Tips and tricks from two decades of facilitating them
There are many ways to run a daily scrum. This is one way to help you get started using some tips and tricks I have learnt over the many years being part of them.
Preparation
Book it in for the same place, same time, every day – Make the daily scrum for 30 minutes, but time-box the main event for 15 minutes. This means that if people need time to discuss matters outside of the daily scrum, they can, rather than having to rush off. – Invite the Scrum Team and stakeholders as an optional. – Before booking it in, work with other teams to ensure there are no clashes, so that nothing prevents people from attending. – It is common practice to refer to this event as a daily standup or standup, but according to the Scrum Guide for Scrum events, the correct term is daily Scrum.
Before each daily scrum – Check to see if anything has been added, removed, or flagged in the sprint to determine if it needs to be raised. – Look at the flow. (For example, is there a lot in review or testing that needs to be moved?). – Bring up the board for the sprint.
Daily Scrum
If there is a critical issue, then don’t just go through the motions. Tackle this first so that people can then focus on going through the usual process.
Cascade any messages that the team might need to know about that affect their work that day; otherwise, you end up having the same meeting twice.
Review any new items, such as bugs or critical work that will change the scope of the sprint. Estimate it and remove work from the sprint to make way for it, if needed, based on the burn-down chart.
Go round each person in turn and filter the board based on that person.

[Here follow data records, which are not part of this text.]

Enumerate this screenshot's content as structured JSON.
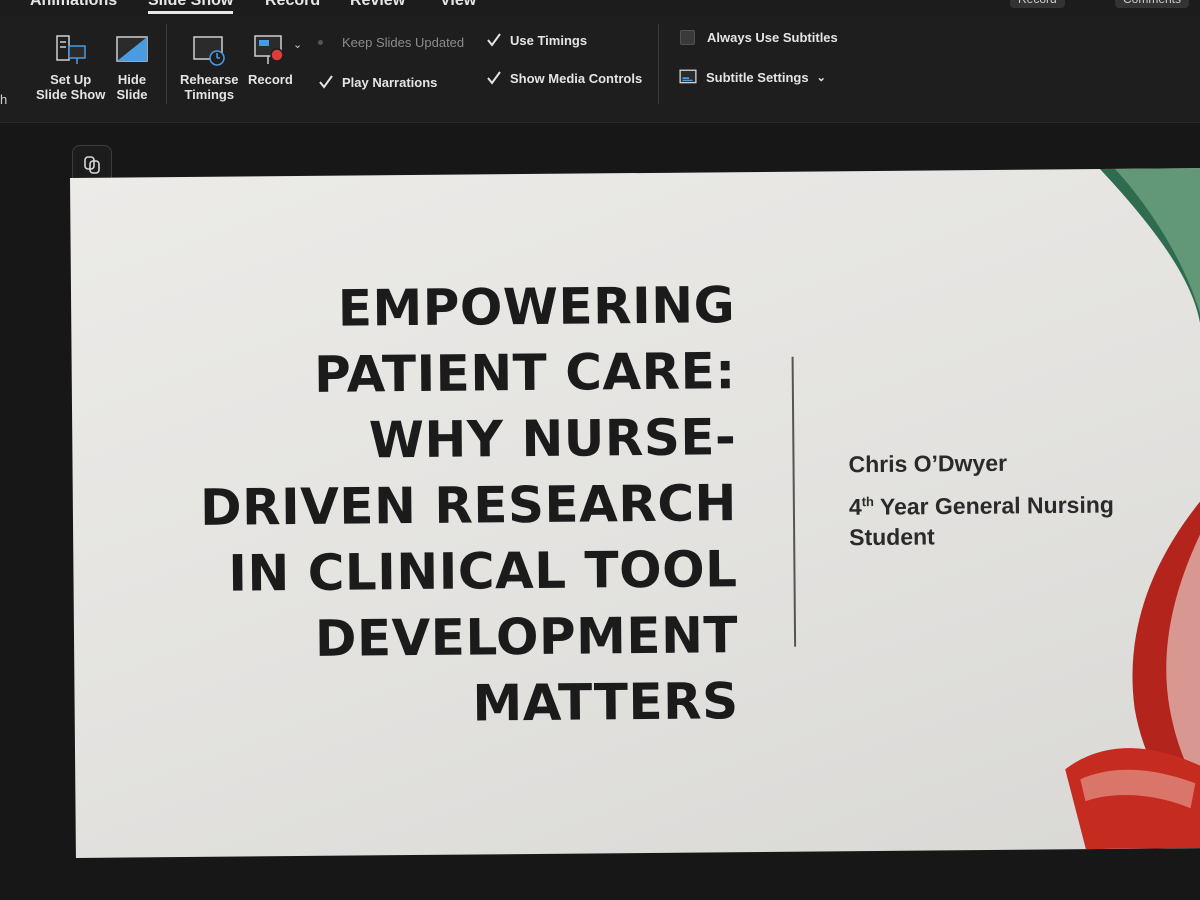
{
  "tabs": [
    {
      "label": "Animations",
      "active": false
    },
    {
      "label": "Slide Show",
      "active": true
    },
    {
      "label": "Record",
      "active": false
    },
    {
      "label": "Review",
      "active": false
    },
    {
      "label": "View",
      "active": false
    }
  ],
  "tab_right": {
    "record_label": "Record",
    "comments_label": "Comments"
  },
  "ribbon": {
    "left_edge_label": "h",
    "setup_line1": "Set Up",
    "setup_line2": "Slide Show",
    "hide_line1": "Hide",
    "hide_line2": "Slide",
    "rehearse_line1": "Rehearse",
    "rehearse_line2": "Timings",
    "record_label": "Record",
    "keep_updated": "Keep Slides Updated",
    "use_timings": "Use Timings",
    "play_narrations": "Play Narrations",
    "show_media_controls": "Show Media Controls",
    "always_subtitles": "Always Use Subtitles",
    "subtitle_settings": "Subtitle Settings"
  },
  "slide": {
    "title": "EMPOWERING\nPATIENT CARE:\nWHY NURSE-\nDRIVEN RESEARCH\nIN CLINICAL TOOL\nDEVELOPMENT\nMATTERS",
    "author": "Chris O’Dwyer",
    "role_number": "4",
    "role_suffix": "th",
    "role_rest": " Year General Nursing Student"
  },
  "colors": {
    "ribbon_bg": "#1e1e1e",
    "workspace_bg": "#171717",
    "slide_bg": "#e8e7e4",
    "accent_blue": "#4a9be0",
    "record_red": "#e03a3a"
  }
}
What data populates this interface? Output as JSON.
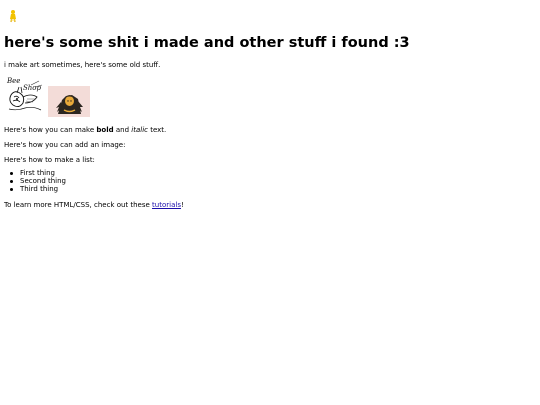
{
  "header": {
    "title": "here's some shit i made and other stuff i found :3",
    "subtitle": "i make art sometimes, here's some old stuff."
  },
  "gallery": {
    "image1_alt": "Bee Shop drawing",
    "image1_text_line1": "Bee",
    "image1_text_line2": "Shop",
    "image2_alt": "character art"
  },
  "content": {
    "bold_line_prefix": "Here's how you can make ",
    "bold_word": "bold",
    "bold_line_middle": " and ",
    "italic_word": "italic",
    "bold_line_suffix": " text.",
    "image_line": "Here's how you can add an image:",
    "list_intro": "Here's how to make a list:",
    "list_items": [
      "First thing",
      "Second thing",
      "Third thing"
    ],
    "learn_prefix": "To learn more HTML/CSS, check out these ",
    "learn_link": "tutorials",
    "learn_suffix": "!"
  },
  "colors": {
    "link": "#1a0dab",
    "art_bg": "#f3dcd8",
    "icon": "#f2c200"
  },
  "icons": {
    "corner": "figure-icon"
  }
}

People answer the following (Encourage people to talk to each other, rather than you as the facilitator): – What they did yesterday – What do they plan to do today – Any impediments they have
Evaluate impediments as you go round – If people have any impediments, drill into them a bit to see if the team can unblock them, and if not, ask relevant people to stay at the end. – If work is blocked, flag it accordingly, such as adding a flag in Jira and specifying the reason. (Always encourage people to be empowered to solve their blockers or find workarounds, rather than creating dependencies)
Evaluate flow – If there is a lot of work in testing or review, then work with the team to work out how you can get the flow moving again. – Bring up the Sprint Burndown every other day so the team can see if they are on track
Checkpoints
Have a mid-sprint review after one of the daily scrums to look at the sprint overall and how things are going. This will allow the team to prioritise and adjust the scope of work to achieve maximum value if things are running behind schedule, or to prepare for additional work if anticipated.
For remote teams, having occasional social Daily Scrum sessions, such as a Friday quiz, can help build relationships. You may still find these useful, even if you are not working remotely.